Libbie, though, shunned Claudia’s hands, refusing to let go or relinquish the boy’s lifeless body. She went on holding her baby in her arms the rest of that day.

Caleum had the opposite response. Pretending a coarseness that had known greater suffering than was in his history, he refused to look on the corpse at all, saying there was no reason to glance back.

He sent word over to the carpenter to come make a box for the body and instructed one of the overseers to dig a grave in the far valley, which was their graveyard at Stonehouses.

So its ranks swelled, from two who were very old — and one very old for its kind — to three, and their average age fell considerably.

Everyone was pained to witness such misfortune befall a couple so young, but Magnus, in his grief, thought it to be more than just bad luck. “Somebody cursed us,” he said, speaking roughly. “I seen it among the slaves in Virginia. Somebody is trying to punish Stonehouses.”

In his mind no one was above suspicion, and he soon began to sow his dark fears all around, so that everyone began to regard the others nearby with distrust. Each listed the possible culprits in his head, and, though no one had real grievance, any could have been envious of them at Stonehouses.

Understanding he would never sort out one person, but that ultimately nothing less than their future safety depended on acting swiftly, Magnus did something very rash immediately after the funeral.

On the other side of the valley was a slave called Sam Day — who was married to Effie, a free woman who worked as a maid in the barns of Stonehouses — and who was rumored to be very powerful with roots and the like.

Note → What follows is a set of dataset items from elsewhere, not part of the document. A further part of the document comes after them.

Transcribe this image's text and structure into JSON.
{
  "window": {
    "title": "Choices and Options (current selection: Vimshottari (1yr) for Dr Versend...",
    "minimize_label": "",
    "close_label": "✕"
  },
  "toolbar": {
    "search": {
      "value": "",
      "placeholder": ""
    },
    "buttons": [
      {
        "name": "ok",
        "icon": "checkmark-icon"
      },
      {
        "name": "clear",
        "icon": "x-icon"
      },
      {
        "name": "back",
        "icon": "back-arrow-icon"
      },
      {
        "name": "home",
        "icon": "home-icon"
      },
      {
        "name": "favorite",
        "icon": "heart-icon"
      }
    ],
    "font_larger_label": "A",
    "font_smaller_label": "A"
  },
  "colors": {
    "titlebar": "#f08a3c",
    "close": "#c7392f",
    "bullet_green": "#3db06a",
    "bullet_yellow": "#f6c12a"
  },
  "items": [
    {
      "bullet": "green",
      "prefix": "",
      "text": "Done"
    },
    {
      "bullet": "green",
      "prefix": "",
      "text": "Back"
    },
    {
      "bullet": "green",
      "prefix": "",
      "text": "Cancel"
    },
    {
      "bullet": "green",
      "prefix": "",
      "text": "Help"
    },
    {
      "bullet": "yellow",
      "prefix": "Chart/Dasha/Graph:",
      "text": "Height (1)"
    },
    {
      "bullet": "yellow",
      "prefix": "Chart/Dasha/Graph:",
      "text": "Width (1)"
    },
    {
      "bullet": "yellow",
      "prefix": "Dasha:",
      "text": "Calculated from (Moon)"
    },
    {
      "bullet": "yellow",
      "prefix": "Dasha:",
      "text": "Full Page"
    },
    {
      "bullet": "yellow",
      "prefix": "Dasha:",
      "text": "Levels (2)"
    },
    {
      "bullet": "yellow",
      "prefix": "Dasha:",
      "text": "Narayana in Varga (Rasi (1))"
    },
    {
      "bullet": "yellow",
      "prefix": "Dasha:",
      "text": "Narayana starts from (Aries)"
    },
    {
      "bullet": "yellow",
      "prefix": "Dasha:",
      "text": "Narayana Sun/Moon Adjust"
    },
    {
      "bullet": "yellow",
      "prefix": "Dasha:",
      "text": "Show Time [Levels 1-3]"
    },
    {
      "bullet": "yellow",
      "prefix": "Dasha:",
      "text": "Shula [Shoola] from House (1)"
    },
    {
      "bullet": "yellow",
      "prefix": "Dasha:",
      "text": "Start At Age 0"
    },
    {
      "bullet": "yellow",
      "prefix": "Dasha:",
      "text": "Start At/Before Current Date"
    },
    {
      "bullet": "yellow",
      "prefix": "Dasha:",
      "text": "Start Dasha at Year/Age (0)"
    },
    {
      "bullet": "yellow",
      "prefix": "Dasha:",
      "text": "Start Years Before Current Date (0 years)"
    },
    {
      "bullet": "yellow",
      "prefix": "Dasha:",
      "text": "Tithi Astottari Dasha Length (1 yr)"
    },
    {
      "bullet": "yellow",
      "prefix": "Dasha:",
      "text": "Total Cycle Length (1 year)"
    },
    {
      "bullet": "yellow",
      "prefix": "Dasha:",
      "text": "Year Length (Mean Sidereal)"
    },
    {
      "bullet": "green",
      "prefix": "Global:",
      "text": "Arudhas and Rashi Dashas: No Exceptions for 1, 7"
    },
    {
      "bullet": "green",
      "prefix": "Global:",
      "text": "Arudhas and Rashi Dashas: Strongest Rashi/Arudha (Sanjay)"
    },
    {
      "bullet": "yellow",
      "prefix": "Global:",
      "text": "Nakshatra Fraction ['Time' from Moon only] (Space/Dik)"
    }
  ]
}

He served not only the other slaves but, through intermediaries, much of the free population as well — either when something happened that the doctor could not cure or when they were taken with superstition because of something no one could explain and turned to him. When the child died, although it was not uncommon for such to happen, it was him Magnus sent for in his grief.

When Sam heard from Magnus’s messenger what had happened at Stonehouses, he sent word back, first with questions and finally with the prognosis that the new house had not been properly blessed when they built it. It was easy enough to remedy, he said, but the ritual must be performed by him in person.

“Well, where is he?” Magnus asked the boy he had sent on the errand.

“They don’t allow him to leave his master’s place,” the boy answered.

Desperate, Magnus resolved to find a solution. The next day he left Stonehouses early in the morning, saying only that he had business beyond its gates. Where he went then was to see Sam Day’s master, a man named Michael Smith.

Smith, being Christian, detested Sam’s practice of magic, and when Magnus showed up, saying he had come to see him about his slave Sam, Smith grew irritable just to hear the man’s name.

“I would sell that troublemaker Sam Day for the next hundred pounds I saw,” he said.

“I just wanted to see if it was possible to hire him from you for the season.”

“Hire him? For what?” Smith asked. “You could find better workers among your womenfolk.”

“That may be so, but I’m short of hands this season, Mr. Smith, and they say he is a strong-bodied worker. Plus his woman is at Stonehouses, which I figured would make it an easy adjustment for him. I have ready cash.”

“If I hired him out to you, Magnus, I’d never know the end of it,” Smith said. “He would run, I swear to you he would. For a hundred pounds, though, I would sell him clean and free of any claims.”

A hundred pounds was a very good price for a man in his prime, and Magnus looked at Smith to see whether he was only talking idly. When he saw Smith meant what he said, Magnus made a counterproposal. Though it was never his intention to do so, the low price coupled with his own need overtook him and all his higher principles almost before he knew it. “I can give you seventy for him,” he said, although he knew it was less than any man was worth.